Wednesday, June 3, 2020

Let's Do This Watch: The Dallas Connection (1994)




Watched:  05/30/2020
Format:  Full Moon on Amazon Streaming
Viewing:  First
Decade:  1990's
Director:  Christian Drew Sidaris

In the wake of Hard Ticket to Hawaii, and with a 7-day trial of "Full Moon" available, I clicked around to see what else might be available from the Malibu Bay film collection.  I stumbled upon The Dallas Connection (1994), another Bullets, Bombs and Babes movie from the studio.


Uh...  the plot.  "Telling a story that means something" is not the mission statement of this film's producers.  But the story gets weirdly complex for what the movie is trying to achieve and not *that* different from a standard actioner of the era.  Scientists working on a four part algorithm that, when brought together, something space laser? - anyway, they start getting killed by sexy assassins.  With only one scientist left, The Agency sends its top people to Dallas where the last scientist is set to deplane as he arrives from?  Rio?  Sure.  why not.  The others were from South Africa (a Dallas area ranch), Hong Kong (a golf course I think was in Louisiana), and Paris (a McMansion outside of Dallas).

If you have never been to Dallas and wondered: is Dallas beautiful?  This movie is here to definitively inform you:  No.  Dallas is bizarre and ugly.  And it was especially so from the 70's to the early 00's.  But I guess it was cheap to film there (Andy Sidaris of Malibu Films went to SMU, so I assume there are Texas ties).

The movie stars varying levels of "b-movie"/porn-stars, anchored by all 6'1" of Julie Strain playing "The Black Widow".*  The maybe-adult-film actresses play a cadre of assassins, killing off our scientists and convening in Dallas at a club that cannot figure out if it's a Country bar or strip joint (it is a country bar, and everything about them suggesting otherwise is awkward).

I'll be honest, I didn't really watch this film, so much as looked up occasionally while it was on.  I know some guys had a Corvette, a race car and a jet ski.  And at some point the scientist goes all the way to Louisiana for a horse race while under federal protection (that's a 3 hour drive each way).

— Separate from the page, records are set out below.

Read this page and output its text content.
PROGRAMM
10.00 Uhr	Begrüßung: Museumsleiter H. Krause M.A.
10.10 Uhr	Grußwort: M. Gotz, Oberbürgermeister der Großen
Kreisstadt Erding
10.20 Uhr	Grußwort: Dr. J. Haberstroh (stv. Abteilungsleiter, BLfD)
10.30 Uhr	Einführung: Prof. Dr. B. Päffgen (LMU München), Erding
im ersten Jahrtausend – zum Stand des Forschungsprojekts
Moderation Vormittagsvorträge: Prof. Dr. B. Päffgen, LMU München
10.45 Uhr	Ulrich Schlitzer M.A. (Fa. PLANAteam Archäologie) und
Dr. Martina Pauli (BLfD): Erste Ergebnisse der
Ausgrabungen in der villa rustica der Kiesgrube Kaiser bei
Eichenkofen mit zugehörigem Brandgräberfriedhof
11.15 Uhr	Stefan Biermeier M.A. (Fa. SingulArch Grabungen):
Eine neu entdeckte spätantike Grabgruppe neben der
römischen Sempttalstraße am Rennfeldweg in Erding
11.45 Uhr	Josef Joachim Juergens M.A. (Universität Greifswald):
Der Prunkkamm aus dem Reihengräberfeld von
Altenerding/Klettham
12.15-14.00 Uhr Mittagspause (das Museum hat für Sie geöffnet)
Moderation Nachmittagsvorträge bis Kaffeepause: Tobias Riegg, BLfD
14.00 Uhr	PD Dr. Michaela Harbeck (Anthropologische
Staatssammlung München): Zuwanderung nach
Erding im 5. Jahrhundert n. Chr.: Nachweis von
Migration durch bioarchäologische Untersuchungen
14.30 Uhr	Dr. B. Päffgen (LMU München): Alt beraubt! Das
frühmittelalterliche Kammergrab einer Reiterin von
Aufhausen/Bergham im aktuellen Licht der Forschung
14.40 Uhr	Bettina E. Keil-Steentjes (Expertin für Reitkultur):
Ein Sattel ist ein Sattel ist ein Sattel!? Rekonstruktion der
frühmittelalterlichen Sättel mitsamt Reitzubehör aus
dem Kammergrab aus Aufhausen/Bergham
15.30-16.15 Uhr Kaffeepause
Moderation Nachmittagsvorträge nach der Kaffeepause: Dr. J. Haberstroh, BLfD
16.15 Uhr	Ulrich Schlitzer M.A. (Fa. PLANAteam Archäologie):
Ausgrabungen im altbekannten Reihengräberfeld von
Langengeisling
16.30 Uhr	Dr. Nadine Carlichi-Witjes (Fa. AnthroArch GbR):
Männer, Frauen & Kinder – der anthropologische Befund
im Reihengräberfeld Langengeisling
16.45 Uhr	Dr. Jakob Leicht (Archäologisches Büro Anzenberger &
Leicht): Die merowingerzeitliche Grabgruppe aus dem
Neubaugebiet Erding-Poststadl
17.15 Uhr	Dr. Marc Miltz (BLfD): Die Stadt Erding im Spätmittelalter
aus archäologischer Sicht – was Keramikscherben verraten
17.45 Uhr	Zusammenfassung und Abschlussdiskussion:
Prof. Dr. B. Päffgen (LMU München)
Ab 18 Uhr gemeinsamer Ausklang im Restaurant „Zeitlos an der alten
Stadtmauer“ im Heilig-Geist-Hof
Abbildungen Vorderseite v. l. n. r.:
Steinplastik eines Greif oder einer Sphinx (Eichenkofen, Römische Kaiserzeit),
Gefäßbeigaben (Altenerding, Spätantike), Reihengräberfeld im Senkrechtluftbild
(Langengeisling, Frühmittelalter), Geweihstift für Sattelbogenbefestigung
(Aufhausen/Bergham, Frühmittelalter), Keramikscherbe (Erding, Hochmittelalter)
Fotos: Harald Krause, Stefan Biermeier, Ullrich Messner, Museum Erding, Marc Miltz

All in all, it's weirdly plot heavy for what it is, but still manages to land the acting of late night Cinemax, with less proportions of what one is accustomed with Cinemax.  It's more fascinating to watch in a "wow, okay..." sort of way than anything else.  They're not *trying* to make a good movie, but they are trying to keep you watching.  And suddenly you realize you're watching the cilmactic firefight, and say "oh, I guess this is wrapping up".  And then it ends.

So.

Yeah.  Dallas is weird.




*Strain made both B movies and Cinemax-level softcore, married one of the guys who made up the Teenage Mutant Ninja Turtles for a while, and is now kind of AWOL in pop culture.  The internet suggests Strain is actually not well after an accident, so we wish her well.  But for a window there, a lot of people knew who she was in the 90's/ 00's when b-movies almost went mainstream with actresses sometimes crossing over.